– W ciągu trzech-czterech tygodni przedstawię szczegóły planu restrukturyzacji spółki i strategię jej rozwoju. Dysponuję zespołem menedżerskim, z którym od lat realizuję projekty inwestycyjne w branży odzieżowej. To zdecydowanie przyspieszy i ułatwi odbudowę pozycji rynkowej Próchnika – mówi Rafał Bauer, nowy prezes odzieżowej firmy. Zastąpił na tym stanowisku Krzysztofa Grabowskiego.
Bauer jset prezesem i współwłaścicielem odzieżowej firmy Rage Age. Ma duże doświadczenie w branży odzieżowej. Jako prezes Wólczanki w 2006 r. doprowadził do jej połączenia z Vistulą. Później przejął jubilerskiego W. Kruka, tworząc grupę Vistula w takiej postaci jak teraz. Wcześniej był też akcjonariuszem Próchnika, ale wyszedł z tej inwestycji w 2009 r. W związku z objęciem fotela prezesa Próchnika, Bauer w środę zrezygnował z funkcji wiceprezesa Black Lion.
W listopadzie NWZA Próchnika zgodziło się na emisję do 160 mln warrantów subskrypcyjnych uprawniających do objęcia takiej samej liczby akcji. W gestii poprzedniego zarządu było wskazanie podmiotów, do których trafią warranty. Ostatecznie papiery udziałowe zostały objęte przez Black Lion (24,5 mln akcji), Rage Age (90 mln akcji), fundusze zarządzane przez Altus TFI (28 mln akcji) i żonę Rafała Bauera Karolinę Mościcką-Bauer (10 mln akcji). Pozostałe 7,5 mln walorów objęły mniejsze podmioty. Akcje kupiono po cenie nominalnej 0,20 zł. Wczoraj na GPW płacono za nie 0,26 zł. Nowe akcje dają 56 proc. udziałów w podwyższonym kapitale.
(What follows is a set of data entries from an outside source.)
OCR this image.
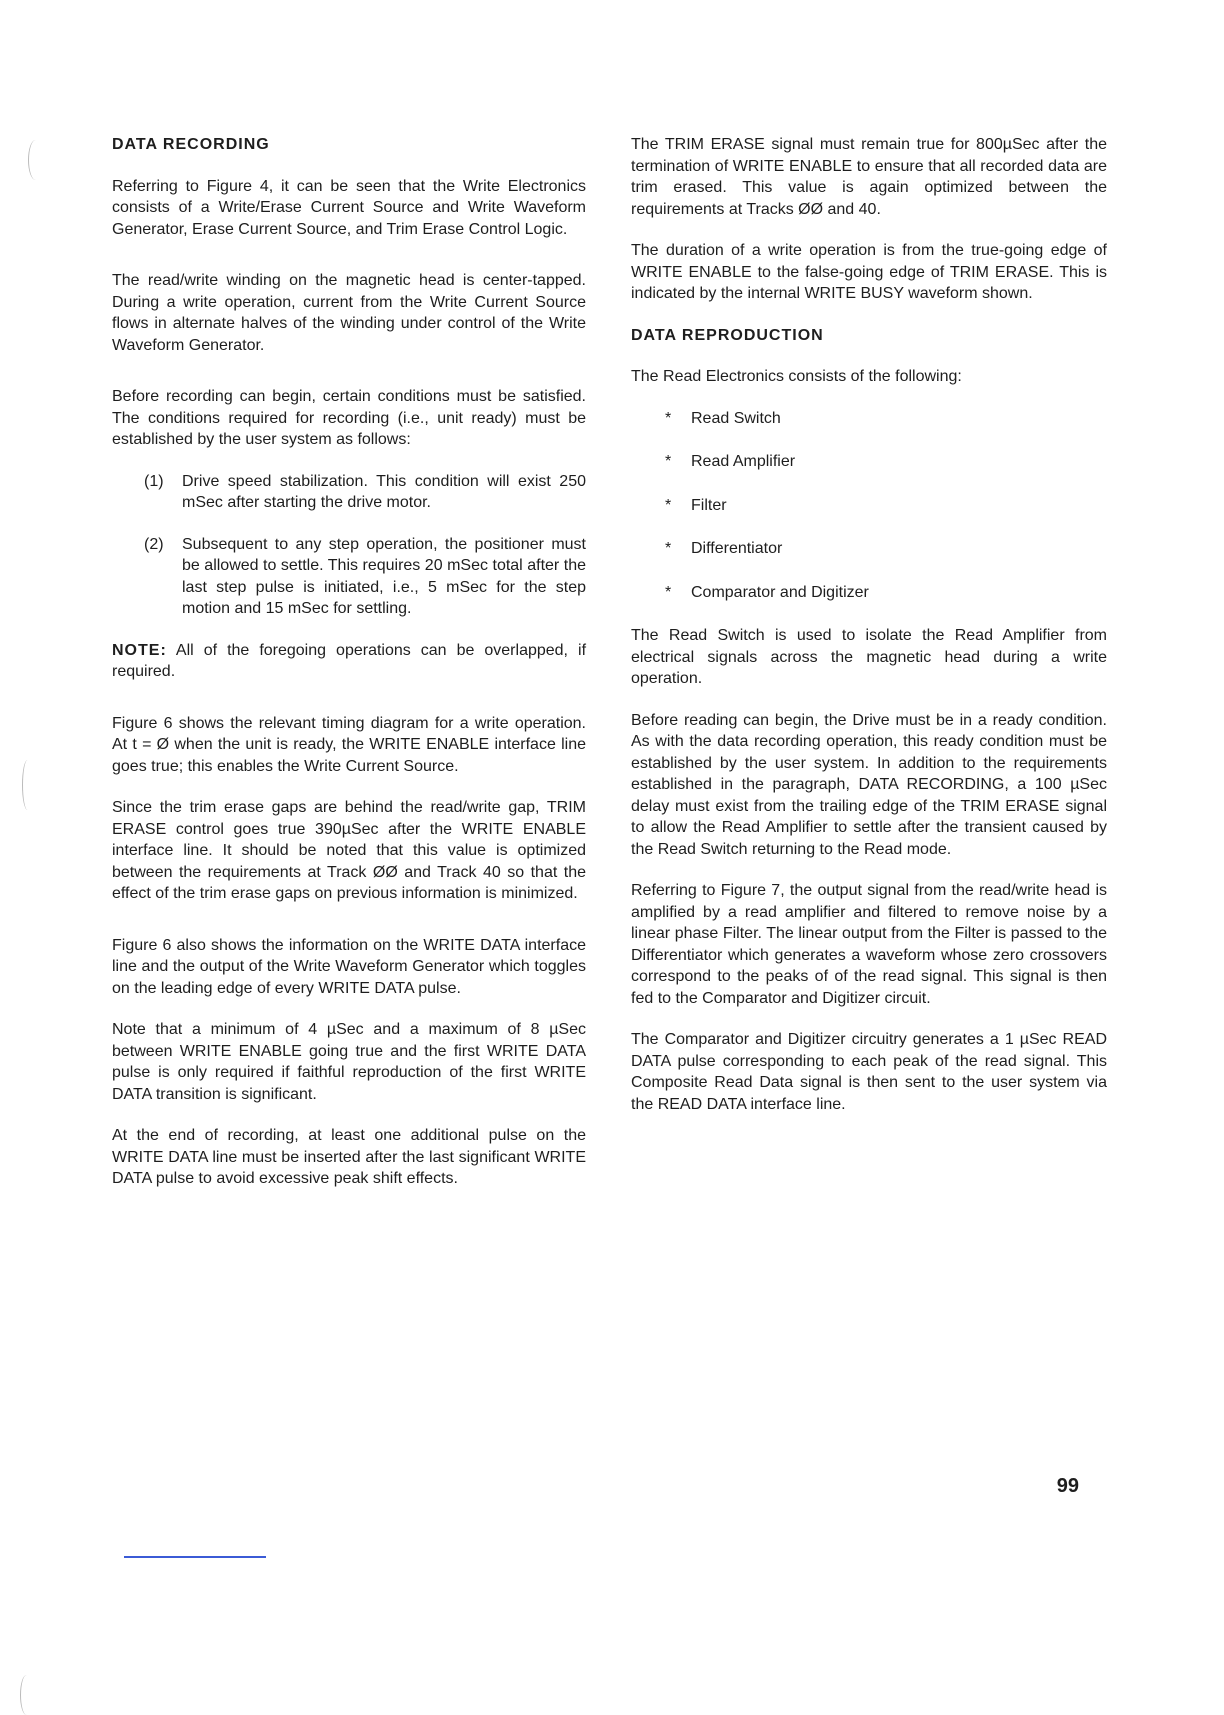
DATA RECORDING

Referring to Figure 4, it can be seen that the Write Electronics consists of a Write/Erase Current Source and Write Waveform Generator, Erase Current Source, and Trim Erase Control Logic.

The read/write winding on the magnetic head is center-tapped. During a write operation, current from the Write Current Source flows in alternate halves of the winding under control of the Write Waveform Generator.

Before recording can begin, certain conditions must be satisfied. The conditions required for recording (i.e., unit ready) must be established by the user system as follows:

(1)	Drive speed stabilization. This condition will exist 250 mSec after starting the drive motor.
(2)	Subsequent to any step operation, the positioner must be allowed to settle. This requires 20 mSec total after the last step pulse is initiated, i.e., 5 mSec for the step motion and 15 mSec for settling.

NOTE: All of the foregoing operations can be overlapped, if required.

Figure 6 shows the relevant timing diagram for a write operation. At t = Ø when the unit is ready, the WRITE ENABLE interface line goes true; this enables the Write Current Source.

Since the trim erase gaps are behind the read/write gap, TRIM ERASE control goes true 390µSec after the WRITE ENABLE interface line. It should be noted that this value is optimized between the requirements at Track ØØ and Track 40 so that the effect of the trim erase gaps on previous information is minimized.

Figure 6 also shows the information on the WRITE DATA interface line and the output of the Write Waveform Generator which toggles on the leading edge of every WRITE DATA pulse.

Note that a minimum of 4 µSec and a maximum of 8 µSec between WRITE ENABLE going true and the first WRITE DATA pulse is only required if faithful reproduction of the first WRITE DATA transition is significant.

At the end of recording, at least one additional pulse on the WRITE DATA line must be inserted after the last significant WRITE DATA pulse to avoid excessive peak shift effects.

The TRIM ERASE signal must remain true for 800µSec after the termination of WRITE ENABLE to ensure that all recorded data are trim erased. This value is again optimized between the requirements at Tracks ØØ and 40.

The duration of a write operation is from the true-going edge of WRITE ENABLE to the false-going edge of TRIM ERASE. This is indicated by the internal WRITE BUSY waveform shown.

DATA REPRODUCTION

The Read Electronics consists of the following:

*	Read Switch
*	Read Amplifier
*	Filter
*	Differentiator
*	Comparator and Digitizer

The Read Switch is used to isolate the Read Amplifier from electrical signals across the magnetic head during a write operation.

Before reading can begin, the Drive must be in a ready condition. As with the data recording operation, this ready condition must be established by the user system. In addition to the requirements established in the paragraph, DATA RECORDING, a 100 µSec delay must exist from the trailing edge of the TRIM ERASE signal to allow the Read Amplifier to settle after the transient caused by the Read Switch returning to the Read mode.

Referring to Figure 7, the output signal from the read/write head is amplified by a read amplifier and filtered to remove noise by a linear phase Filter. The linear output from the Filter is passed to the Differentiator which generates a waveform whose zero crossovers correspond to the peaks of of the read signal. This signal is then fed to the Comparator and Digitizer circuit.

The Comparator and Digitizer circuitry generates a 1 µSec READ DATA pulse corresponding to each peak of the read signal. This Composite Read Data signal is then sent to the user system via the READ DATA interface line.

99
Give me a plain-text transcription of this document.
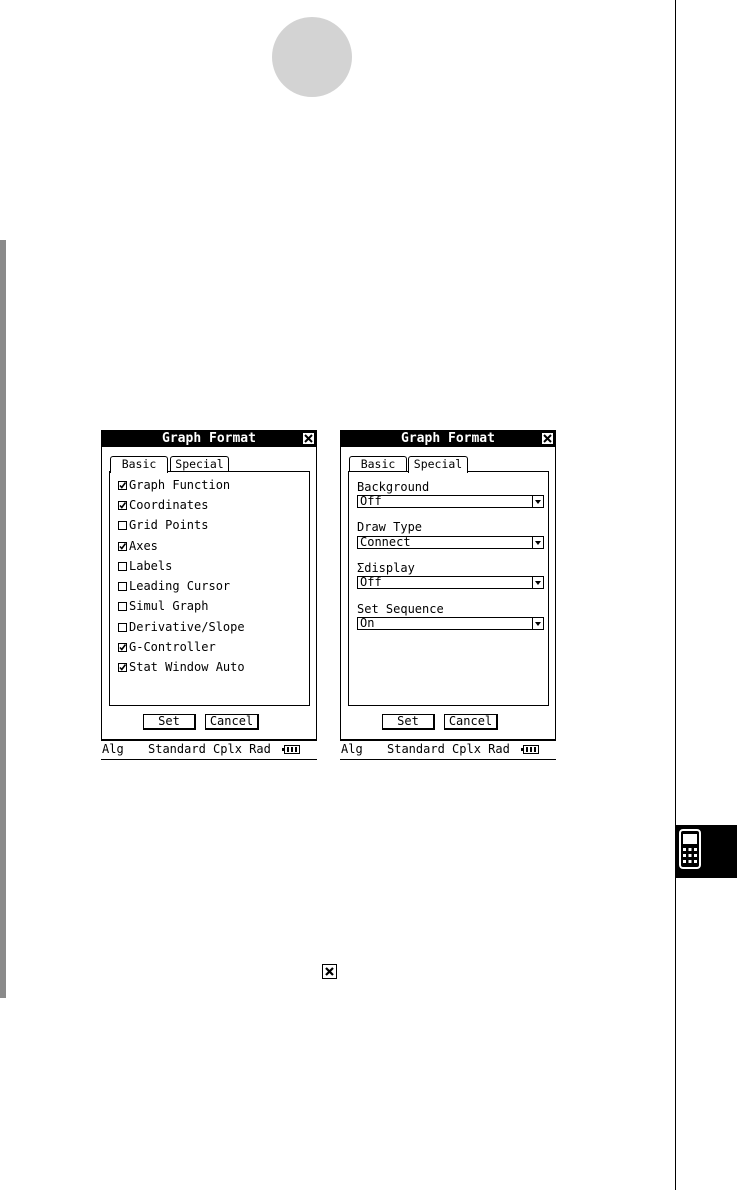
Graph Format
Basic	Special
Graph Function
Coordinates
Grid Points
Axes
Labels
Leading Cursor
Simul Graph
Derivative/Slope
G-Controller
Stat Window Auto
Set	Cancel
Alg Standard Cplx Rad
Graph Format
Basic	Special
Background
Off
Draw Type
Connect
Σdisplay
Off
Set Sequence
On
Set	Cancel
Alg Standard Cplx Rad
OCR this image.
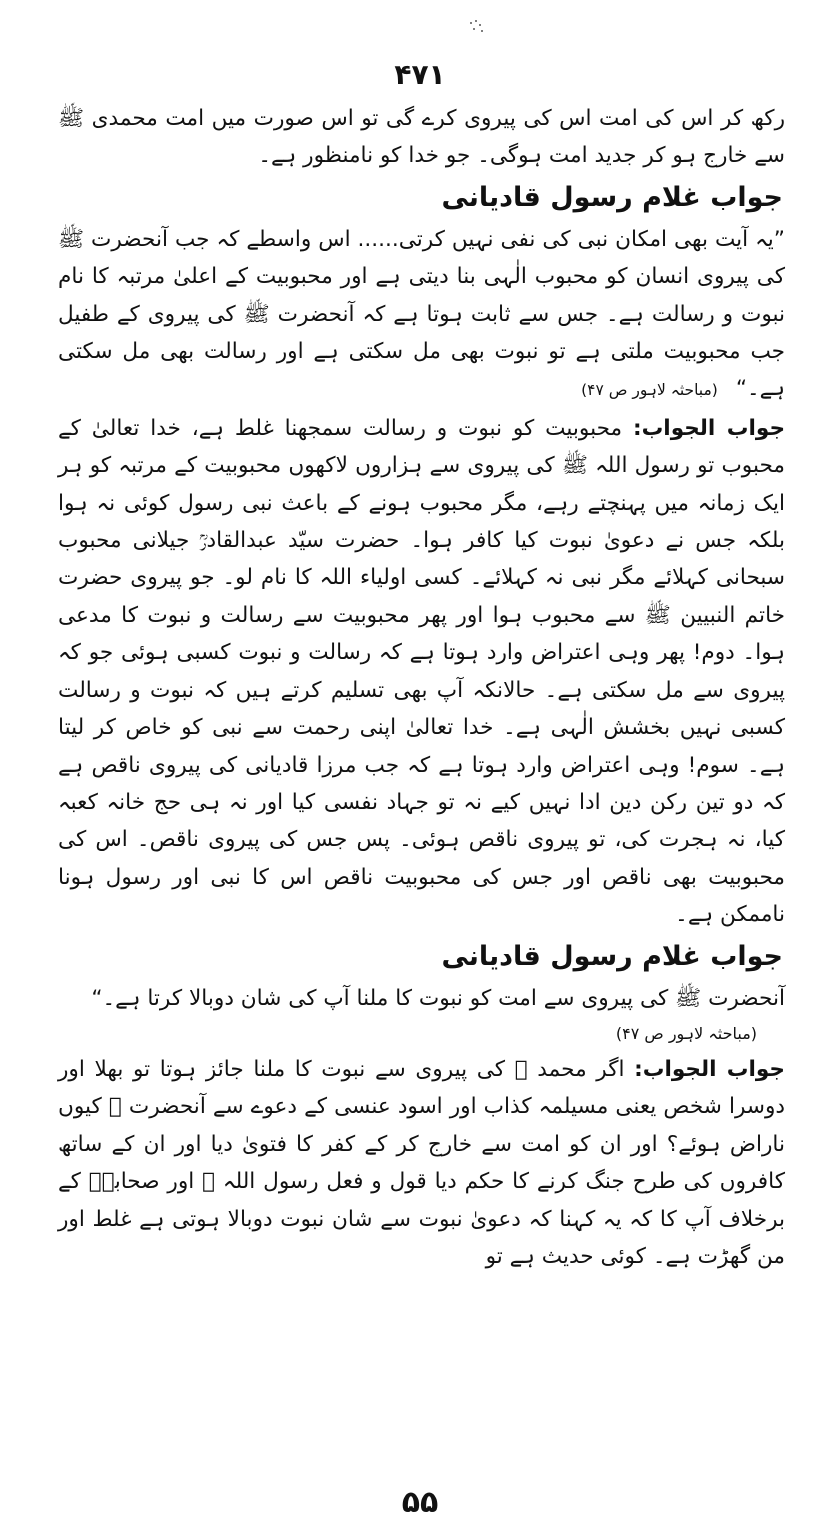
۴۷۱

رکھ کر اس کی امت اس کی پیروی کرے گی تو اس صورت میں امت محمدی ﷺ سے خارج ہو کر جدید امت ہوگی۔ جو خدا کو نامنظور ہے۔

جواب غلام رسول قادیانی

”یہ آیت بھی امکان نبی کی نفی نہیں کرتی...... اس واسطے کہ جب آنحضرت ﷺ کی پیروی انسان کو محبوب الٰہی بنا دیتی ہے اور محبوبیت کے اعلیٰ مرتبہ کا نام نبوت و رسالت ہے۔ جس سے ثابت ہوتا ہے کہ آنحضرت ﷺ کی پیروی کے طفیل جب محبوبیت ملتی ہے تو نبوت بھی مل سکتی ہے اور رسالت بھی مل سکتی ہے۔“(مباحثہ لاہور ص ۴۷)

جواب الجواب: محبوبیت کو نبوت و رسالت سمجھنا غلط ہے، خدا تعالیٰ کے محبوب تو رسول اللہ ﷺ کی پیروی سے ہزاروں لاکھوں محبوبیت کے مرتبہ کو ہر ایک زمانہ میں پہنچتے رہے، مگر محبوب ہونے کے باعث نبی رسول کوئی نہ ہوا بلکہ جس نے دعویٰ نبوت کیا کافر ہوا۔ حضرت سیّد عبدالقادرؒ جیلانی محبوب سبحانی کہلائے مگر نبی نہ کہلائے۔ کسی اولیاء اللہ کا نام لو۔ جو پیروی حضرت خاتم النبیین ﷺ سے محبوب ہوا اور پھر محبوبیت سے رسالت و نبوت کا مدعی ہوا۔ دوم! پھر وہی اعتراض وارد ہوتا ہے کہ رسالت و نبوت کسبی ہوئی جو کہ پیروی سے مل سکتی ہے۔ حالانکہ آپ بھی تسلیم کرتے ہیں کہ نبوت و رسالت کسبی نہیں بخشش الٰہی ہے۔ خدا تعالیٰ اپنی رحمت سے نبی کو خاص کر لیتا ہے۔ سوم! وہی اعتراض وارد ہوتا ہے کہ جب مرزا قادیانی کی پیروی ناقص ہے کہ دو تین رکن دین ادا نہیں کیے نہ تو جہاد نفسی کیا اور نہ ہی حج خانہ کعبہ کیا، نہ ہجرت کی، تو پیروی ناقص ہوئی۔ پس جس کی پیروی ناقص۔ اس کی محبوبیت بھی ناقص اور جس کی محبوبیت ناقص اس کا نبی اور رسول ہونا ناممکن ہے۔

جواب غلام رسول قادیانی

آنحضرت ﷺ کی پیروی سے امت کو نبوت کا ملنا آپ کی شان دوبالا کرتا ہے۔“

(مباحثہ لاہور ص ۴۷)

جواب الجواب: اگر محمد ﷺ کی پیروی سے نبوت کا ملنا جائز ہوتا تو بھلا اور دوسرا شخص یعنی مسیلمہ کذاب اور اسود عنسی کے دعوے سے آنحضرت ﷺ کیوں ناراض ہوئے؟ اور ان کو امت سے خارج کر کے کفر کا فتویٰ دیا اور ان کے ساتھ کافروں کی طرح جنگ کرنے کا حکم دیا قول و فعل رسول اللہ ﷺ اور صحابہؓ کے برخلاف آپ کا کہ یہ کہنا کہ دعویٰ نبوت سے شان نبوت دوبالا ہوتی ہے غلط اور من گھڑت ہے۔ کوئی حدیث ہے تو

۵۵
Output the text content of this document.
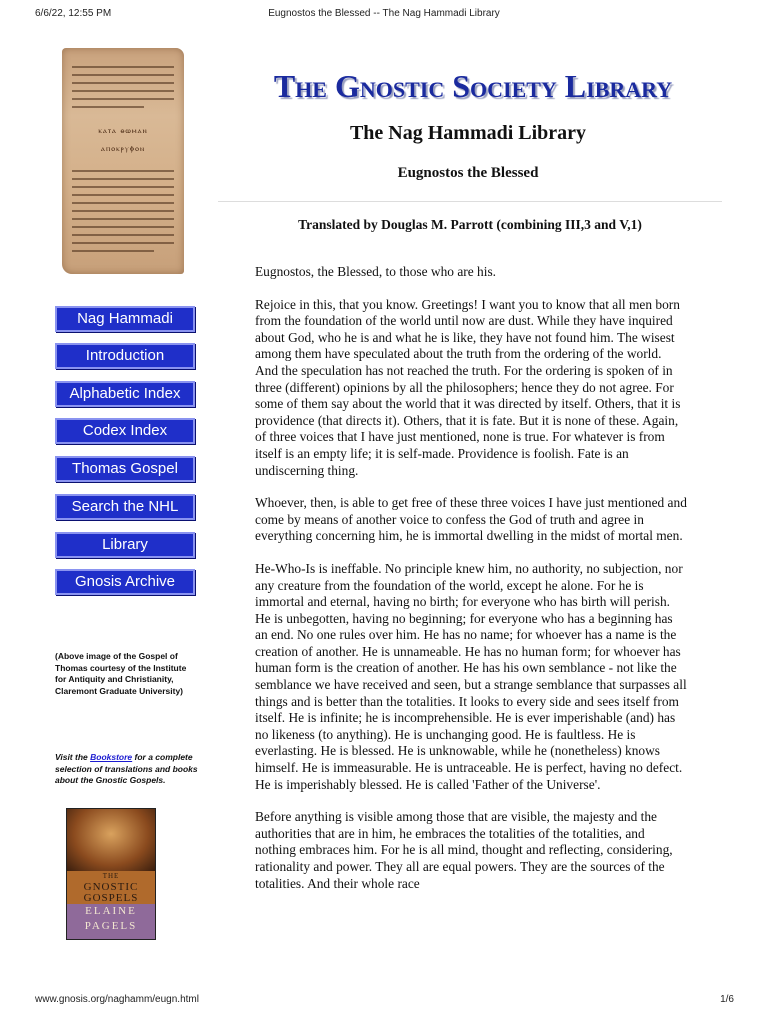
6/6/22, 12:55 PM	Eugnostos the Blessed -- The Nag Hammadi Library
ⲕⲁⲧⲁ ⲑⲱⲙⲁⲛ
ⲁⲡⲟⲕⲣⲩⲫⲟⲛ
Nag Hammadi
Introduction
Alphabetic Index
Codex Index
Thomas Gospel
Search the NHL
Library
Gnosis Archive
(Above image of the Gospel of Thomas courtesy of the Institute for Antiquity and Christianity, Claremont Graduate University)
Visit the Bookstore for a complete selection of translations and books about the Gnostic Gospels.
THE
GNOSTIC
GOSPELS
ELAINE
PAGELS
The Gnostic Society Library
The Nag Hammadi Library
Eugnostos the Blessed
Translated by Douglas M. Parrott (combining III,3 and V,1)

Eugnostos, the Blessed, to those who are his.

Rejoice in this, that you know. Greetings! I want you to know that all men born from the foundation of the world until now are dust. While they have inquired about God, who he is and what he is like, they have not found him. The wisest among them have speculated about the truth from the ordering of the world. And the speculation has not reached the truth. For the ordering is spoken of in three (different) opinions by all the philosophers; hence they do not agree. For some of them say about the world that it was directed by itself. Others, that it is providence (that directs it). Others, that it is fate. But it is none of these. Again, of three voices that I have just mentioned, none is true. For whatever is from itself is an empty life; it is self-made. Providence is foolish. Fate is an undiscerning thing.

Whoever, then, is able to get free of these three voices I have just mentioned and come by means of another voice to confess the God of truth and agree in everything concerning him, he is immortal dwelling in the midst of mortal men.

He-Who-Is is ineffable. No principle knew him, no authority, no subjection, nor any creature from the foundation of the world, except he alone. For he is immortal and eternal, having no birth; for everyone who has birth will perish. He is unbegotten, having no beginning; for everyone who has a beginning has an end. No one rules over him. He has no name; for whoever has a name is the creation of another. He is unnameable. He has no human form; for whoever has human form is the creation of another. He has his own semblance - not like the semblance we have received and seen, but a strange semblance that surpasses all things and is better than the totalities. It looks to every side and sees itself from itself. He is infinite; he is incomprehensible. He is ever imperishable (and) has no likeness (to anything). He is unchanging good. He is faultless. He is everlasting. He is blessed. He is unknowable, while he (nonetheless) knows himself. He is immeasurable. He is untraceable. He is perfect, having no defect. He is imperishably blessed. He is called 'Father of the Universe'.

Before anything is visible among those that are visible, the majesty and the authorities that are in him, he embraces the totalities of the totalities, and nothing embraces him. For he is all mind, thought and reflecting, considering, rationality and power. They all are equal powers. They are the sources of the totalities. And their whole race

www.gnosis.org/naghamm/eugn.html	1/6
Z ich emisji Próchnik pozyskał w sumie 32 mln zł.
Celem wzrost sprzedaży
– Planujemy współpracę Próchnika z Rage Age. Obie firmy mają podobny profil działalności, a zarządzanie nimi z jednego miejsca będzie miało pozytywny wpływ przede wszystkim na koszty – zapowiada Bauer.
Jego zdaniem spółka jest skutecznie zrestrukturyzowana i ma dobre fundamenty do rozwoju. – Będę dążył do tego, aby kolekcja Próchnika poszerzyła się o odzież damską. Spółka powinna osiągać większe przychody. Teraz ma 30 salonów, planujemy kolejne otwarcia. Dzięki emisji są na to środki, więc będziemy się rozwijać – dodaje biznesmen.